Юзефа бросилась на грудь Косинскому и со слезами на глазах смотрела на него.

— Довольно, Юзефа, — сказал он, крепко обнимая её, — у меня нет больше сомнений. Всё для любви! С новым мужеством я примусь за дело. Но есть ли ещё время? не заставят ли тебя прибегнуть к крайности?

— Будь покоен, мой друг! — ответила молодая девушка, — я слышала, как мой отец и тот Косинский говорили, что мой брак должен состояться осенью.

— Осенью? — воскликнул Косинский. — О, тогда ещё есть надежда, так как через несколько дней решится, даст ли Бог победу нашей любви, или мы должны расстаться с тобою навеки.

— И ты известишь меня? — спросила Юзефа, всё ещё покоясь в его объятиях. — Ты не оставишь меня в неведении так же долго, как теперь?

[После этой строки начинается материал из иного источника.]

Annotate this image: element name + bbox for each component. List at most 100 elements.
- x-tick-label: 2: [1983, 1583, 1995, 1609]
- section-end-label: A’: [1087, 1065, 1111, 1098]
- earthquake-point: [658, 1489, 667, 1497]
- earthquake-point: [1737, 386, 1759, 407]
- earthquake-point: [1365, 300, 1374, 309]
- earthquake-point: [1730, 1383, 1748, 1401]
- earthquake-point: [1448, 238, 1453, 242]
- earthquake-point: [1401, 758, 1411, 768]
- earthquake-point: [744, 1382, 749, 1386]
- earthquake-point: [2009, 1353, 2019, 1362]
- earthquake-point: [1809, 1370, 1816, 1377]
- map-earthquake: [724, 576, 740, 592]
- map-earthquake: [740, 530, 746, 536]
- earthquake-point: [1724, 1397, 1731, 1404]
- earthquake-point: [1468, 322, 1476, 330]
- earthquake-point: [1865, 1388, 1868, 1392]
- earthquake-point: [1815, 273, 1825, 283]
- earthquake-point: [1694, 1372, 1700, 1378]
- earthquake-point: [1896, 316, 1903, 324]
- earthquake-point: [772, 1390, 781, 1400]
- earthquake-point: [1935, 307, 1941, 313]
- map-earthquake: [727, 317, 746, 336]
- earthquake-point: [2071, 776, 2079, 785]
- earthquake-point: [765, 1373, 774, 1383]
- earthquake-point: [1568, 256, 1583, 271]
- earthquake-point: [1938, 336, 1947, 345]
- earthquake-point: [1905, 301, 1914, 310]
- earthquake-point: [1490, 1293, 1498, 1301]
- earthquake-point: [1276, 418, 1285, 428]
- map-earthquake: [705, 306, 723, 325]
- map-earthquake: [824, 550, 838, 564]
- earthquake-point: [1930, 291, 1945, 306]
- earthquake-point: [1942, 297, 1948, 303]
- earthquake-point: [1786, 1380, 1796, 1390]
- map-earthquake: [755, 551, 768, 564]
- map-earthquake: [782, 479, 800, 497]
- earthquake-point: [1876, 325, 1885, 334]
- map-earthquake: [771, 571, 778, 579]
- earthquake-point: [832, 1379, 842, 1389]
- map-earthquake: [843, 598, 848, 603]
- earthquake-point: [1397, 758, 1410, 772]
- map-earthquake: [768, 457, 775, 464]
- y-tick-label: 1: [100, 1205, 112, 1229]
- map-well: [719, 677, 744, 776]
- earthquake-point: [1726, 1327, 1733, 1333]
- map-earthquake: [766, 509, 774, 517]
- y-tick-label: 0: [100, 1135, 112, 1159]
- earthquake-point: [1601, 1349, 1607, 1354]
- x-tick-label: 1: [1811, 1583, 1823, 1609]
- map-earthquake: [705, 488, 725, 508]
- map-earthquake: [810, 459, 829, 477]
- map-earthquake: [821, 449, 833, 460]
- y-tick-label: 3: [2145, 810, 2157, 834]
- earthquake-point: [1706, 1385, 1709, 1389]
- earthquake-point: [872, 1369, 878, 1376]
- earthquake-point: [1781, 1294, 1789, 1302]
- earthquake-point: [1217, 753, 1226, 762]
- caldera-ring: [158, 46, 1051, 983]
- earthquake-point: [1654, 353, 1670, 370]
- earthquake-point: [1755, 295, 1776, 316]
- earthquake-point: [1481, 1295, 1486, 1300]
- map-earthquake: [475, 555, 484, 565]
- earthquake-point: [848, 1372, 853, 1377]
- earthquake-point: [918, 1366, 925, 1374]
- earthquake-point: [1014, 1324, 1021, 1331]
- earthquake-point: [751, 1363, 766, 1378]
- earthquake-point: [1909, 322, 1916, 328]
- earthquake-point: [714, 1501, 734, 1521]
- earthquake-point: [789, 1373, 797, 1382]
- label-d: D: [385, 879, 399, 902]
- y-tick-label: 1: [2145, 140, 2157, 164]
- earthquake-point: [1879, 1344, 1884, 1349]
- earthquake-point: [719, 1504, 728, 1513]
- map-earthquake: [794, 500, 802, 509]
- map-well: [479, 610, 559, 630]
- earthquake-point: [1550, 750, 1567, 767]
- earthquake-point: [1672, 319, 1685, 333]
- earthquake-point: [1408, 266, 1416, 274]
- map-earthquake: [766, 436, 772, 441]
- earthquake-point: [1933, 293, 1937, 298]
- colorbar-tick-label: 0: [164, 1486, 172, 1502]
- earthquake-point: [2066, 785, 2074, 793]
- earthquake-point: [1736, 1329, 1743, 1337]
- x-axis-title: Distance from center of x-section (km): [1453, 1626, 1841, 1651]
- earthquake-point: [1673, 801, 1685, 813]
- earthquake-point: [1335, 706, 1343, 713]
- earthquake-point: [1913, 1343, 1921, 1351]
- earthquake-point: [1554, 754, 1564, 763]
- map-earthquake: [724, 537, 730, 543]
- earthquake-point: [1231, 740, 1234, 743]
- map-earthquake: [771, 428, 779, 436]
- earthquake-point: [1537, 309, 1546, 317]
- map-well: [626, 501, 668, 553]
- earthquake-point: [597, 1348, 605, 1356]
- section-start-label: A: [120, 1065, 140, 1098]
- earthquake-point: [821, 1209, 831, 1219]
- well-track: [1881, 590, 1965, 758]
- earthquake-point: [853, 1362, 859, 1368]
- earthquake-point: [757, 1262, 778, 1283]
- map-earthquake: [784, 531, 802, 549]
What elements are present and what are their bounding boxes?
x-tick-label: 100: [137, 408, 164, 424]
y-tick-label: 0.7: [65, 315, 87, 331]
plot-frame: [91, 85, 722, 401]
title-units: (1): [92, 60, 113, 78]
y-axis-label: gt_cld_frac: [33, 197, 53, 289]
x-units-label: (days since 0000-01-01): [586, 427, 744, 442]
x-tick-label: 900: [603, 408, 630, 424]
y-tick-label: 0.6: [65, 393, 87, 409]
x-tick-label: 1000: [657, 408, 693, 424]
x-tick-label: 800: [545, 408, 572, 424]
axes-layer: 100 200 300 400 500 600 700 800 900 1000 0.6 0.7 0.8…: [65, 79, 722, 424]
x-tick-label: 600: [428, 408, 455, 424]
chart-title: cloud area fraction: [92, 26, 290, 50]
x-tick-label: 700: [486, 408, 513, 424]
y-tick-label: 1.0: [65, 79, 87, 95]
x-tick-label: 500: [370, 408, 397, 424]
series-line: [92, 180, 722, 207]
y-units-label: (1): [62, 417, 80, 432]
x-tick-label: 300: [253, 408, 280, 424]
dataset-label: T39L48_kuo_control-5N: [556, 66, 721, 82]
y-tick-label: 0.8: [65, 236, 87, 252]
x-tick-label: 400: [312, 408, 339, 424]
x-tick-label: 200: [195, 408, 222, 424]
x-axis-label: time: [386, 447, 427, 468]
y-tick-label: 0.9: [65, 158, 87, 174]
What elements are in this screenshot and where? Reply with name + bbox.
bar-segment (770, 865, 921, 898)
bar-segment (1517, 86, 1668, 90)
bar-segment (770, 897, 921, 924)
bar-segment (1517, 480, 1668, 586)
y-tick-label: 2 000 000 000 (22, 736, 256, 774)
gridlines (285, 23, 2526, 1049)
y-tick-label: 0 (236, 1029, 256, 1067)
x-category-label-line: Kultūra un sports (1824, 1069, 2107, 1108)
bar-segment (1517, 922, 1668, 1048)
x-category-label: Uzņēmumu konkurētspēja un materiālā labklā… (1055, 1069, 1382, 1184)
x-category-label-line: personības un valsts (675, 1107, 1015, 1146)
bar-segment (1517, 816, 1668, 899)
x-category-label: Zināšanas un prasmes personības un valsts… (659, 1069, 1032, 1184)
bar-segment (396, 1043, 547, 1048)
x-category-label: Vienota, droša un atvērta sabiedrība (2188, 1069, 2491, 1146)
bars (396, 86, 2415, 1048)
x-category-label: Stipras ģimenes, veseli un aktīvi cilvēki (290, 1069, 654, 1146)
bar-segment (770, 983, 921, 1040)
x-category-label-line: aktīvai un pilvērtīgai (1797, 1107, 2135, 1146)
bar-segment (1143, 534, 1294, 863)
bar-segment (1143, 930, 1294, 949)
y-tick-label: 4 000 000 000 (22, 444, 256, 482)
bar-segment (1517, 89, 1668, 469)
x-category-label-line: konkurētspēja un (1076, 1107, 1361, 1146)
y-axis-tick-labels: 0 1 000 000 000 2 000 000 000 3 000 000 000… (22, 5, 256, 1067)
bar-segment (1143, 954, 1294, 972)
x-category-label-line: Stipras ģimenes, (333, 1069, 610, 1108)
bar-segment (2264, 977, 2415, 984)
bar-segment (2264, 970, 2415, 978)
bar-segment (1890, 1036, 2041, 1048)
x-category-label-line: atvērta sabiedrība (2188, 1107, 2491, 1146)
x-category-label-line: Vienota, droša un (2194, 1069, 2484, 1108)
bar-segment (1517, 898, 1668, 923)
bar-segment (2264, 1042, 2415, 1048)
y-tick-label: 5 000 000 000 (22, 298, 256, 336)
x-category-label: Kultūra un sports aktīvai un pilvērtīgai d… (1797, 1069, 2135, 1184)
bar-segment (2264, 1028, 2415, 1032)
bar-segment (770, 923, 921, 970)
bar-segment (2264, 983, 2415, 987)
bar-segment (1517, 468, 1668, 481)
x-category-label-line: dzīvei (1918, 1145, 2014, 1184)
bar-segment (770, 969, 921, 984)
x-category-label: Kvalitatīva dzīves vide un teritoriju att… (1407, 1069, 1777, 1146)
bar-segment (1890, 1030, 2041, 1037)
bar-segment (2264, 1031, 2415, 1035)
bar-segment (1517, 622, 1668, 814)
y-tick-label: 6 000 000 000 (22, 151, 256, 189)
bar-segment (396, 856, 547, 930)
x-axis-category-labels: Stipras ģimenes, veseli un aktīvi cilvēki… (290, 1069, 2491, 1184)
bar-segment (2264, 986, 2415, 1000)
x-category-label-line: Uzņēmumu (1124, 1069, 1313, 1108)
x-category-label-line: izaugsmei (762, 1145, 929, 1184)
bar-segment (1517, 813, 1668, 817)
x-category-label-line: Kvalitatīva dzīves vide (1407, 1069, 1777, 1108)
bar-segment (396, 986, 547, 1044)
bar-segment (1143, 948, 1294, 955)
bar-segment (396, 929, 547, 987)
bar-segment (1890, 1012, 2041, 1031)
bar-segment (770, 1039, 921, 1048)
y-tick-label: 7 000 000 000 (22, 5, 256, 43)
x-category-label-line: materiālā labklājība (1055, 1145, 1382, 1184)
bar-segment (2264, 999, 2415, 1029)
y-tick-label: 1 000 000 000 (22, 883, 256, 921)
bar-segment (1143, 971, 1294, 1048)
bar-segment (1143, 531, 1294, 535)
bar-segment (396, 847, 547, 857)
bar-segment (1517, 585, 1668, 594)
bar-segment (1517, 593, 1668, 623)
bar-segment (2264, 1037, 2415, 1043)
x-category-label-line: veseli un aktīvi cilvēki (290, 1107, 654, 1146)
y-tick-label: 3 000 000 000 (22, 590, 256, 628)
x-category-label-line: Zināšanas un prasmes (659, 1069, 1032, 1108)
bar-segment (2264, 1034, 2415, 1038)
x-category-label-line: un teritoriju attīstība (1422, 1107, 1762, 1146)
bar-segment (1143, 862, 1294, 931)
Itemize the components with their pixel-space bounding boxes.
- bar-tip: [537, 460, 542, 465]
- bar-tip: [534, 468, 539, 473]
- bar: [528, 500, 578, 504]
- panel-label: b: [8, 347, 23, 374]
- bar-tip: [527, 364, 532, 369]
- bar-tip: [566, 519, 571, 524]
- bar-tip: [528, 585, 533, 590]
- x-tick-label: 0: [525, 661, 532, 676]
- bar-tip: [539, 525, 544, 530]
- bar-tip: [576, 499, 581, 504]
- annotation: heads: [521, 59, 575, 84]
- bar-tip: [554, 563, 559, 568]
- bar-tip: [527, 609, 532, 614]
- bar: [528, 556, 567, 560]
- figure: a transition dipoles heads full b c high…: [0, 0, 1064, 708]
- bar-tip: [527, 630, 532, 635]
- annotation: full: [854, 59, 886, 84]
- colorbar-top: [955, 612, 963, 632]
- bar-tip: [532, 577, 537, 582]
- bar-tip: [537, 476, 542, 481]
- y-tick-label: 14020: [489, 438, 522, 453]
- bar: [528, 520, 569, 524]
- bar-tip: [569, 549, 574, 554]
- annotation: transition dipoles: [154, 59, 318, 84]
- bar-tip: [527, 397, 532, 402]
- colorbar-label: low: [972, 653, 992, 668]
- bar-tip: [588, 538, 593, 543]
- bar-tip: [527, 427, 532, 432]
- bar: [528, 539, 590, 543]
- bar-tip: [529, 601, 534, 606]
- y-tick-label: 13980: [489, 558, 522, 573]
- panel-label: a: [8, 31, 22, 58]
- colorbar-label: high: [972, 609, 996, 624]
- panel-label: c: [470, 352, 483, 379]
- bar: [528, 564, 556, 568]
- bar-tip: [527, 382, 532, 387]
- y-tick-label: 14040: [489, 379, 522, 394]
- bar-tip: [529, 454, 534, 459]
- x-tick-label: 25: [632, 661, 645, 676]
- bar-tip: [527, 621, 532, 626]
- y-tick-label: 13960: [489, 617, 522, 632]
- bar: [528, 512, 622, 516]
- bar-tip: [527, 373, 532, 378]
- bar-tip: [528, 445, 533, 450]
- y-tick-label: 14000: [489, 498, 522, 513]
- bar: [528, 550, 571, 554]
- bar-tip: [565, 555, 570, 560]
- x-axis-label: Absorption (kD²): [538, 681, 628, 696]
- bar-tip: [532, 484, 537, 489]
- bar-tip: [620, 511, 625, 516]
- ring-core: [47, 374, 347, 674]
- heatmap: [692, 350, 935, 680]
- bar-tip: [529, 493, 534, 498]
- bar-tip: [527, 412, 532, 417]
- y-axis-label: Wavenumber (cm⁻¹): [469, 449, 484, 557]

— Ты услышишь обо мне, моя дорогая, — сказал Косинский торжественным голосом, — судьба приведёт меня к счастью или несчастью! Прощай! Я должен уходить. То, что я пришёл искать, я нашёл: ясность и новое мужество! Прощай, моя дорогая! Молись, чтобы Бог дал победу нашей любви! Только о нашей любви буду я помнить, только ради неё буду я бороться! Прощай! Прощай! Ни одно слово не должно сорваться с наших уст после священного прощального поцелуя!

Косинский заключил любимую девушку в объятия. В долгом поцелуе их души, казалось, переливались одна в другую, затем Косинский вырвался и, не оглядываясь, отправился к лесу.

Один момент Юзефа стояла со сложенными руками в дверях хижины, потом сорвала маленький цветок, выросший вблизи хижины, спрятала его на груди на память об этом часе и медленно пошла к замку.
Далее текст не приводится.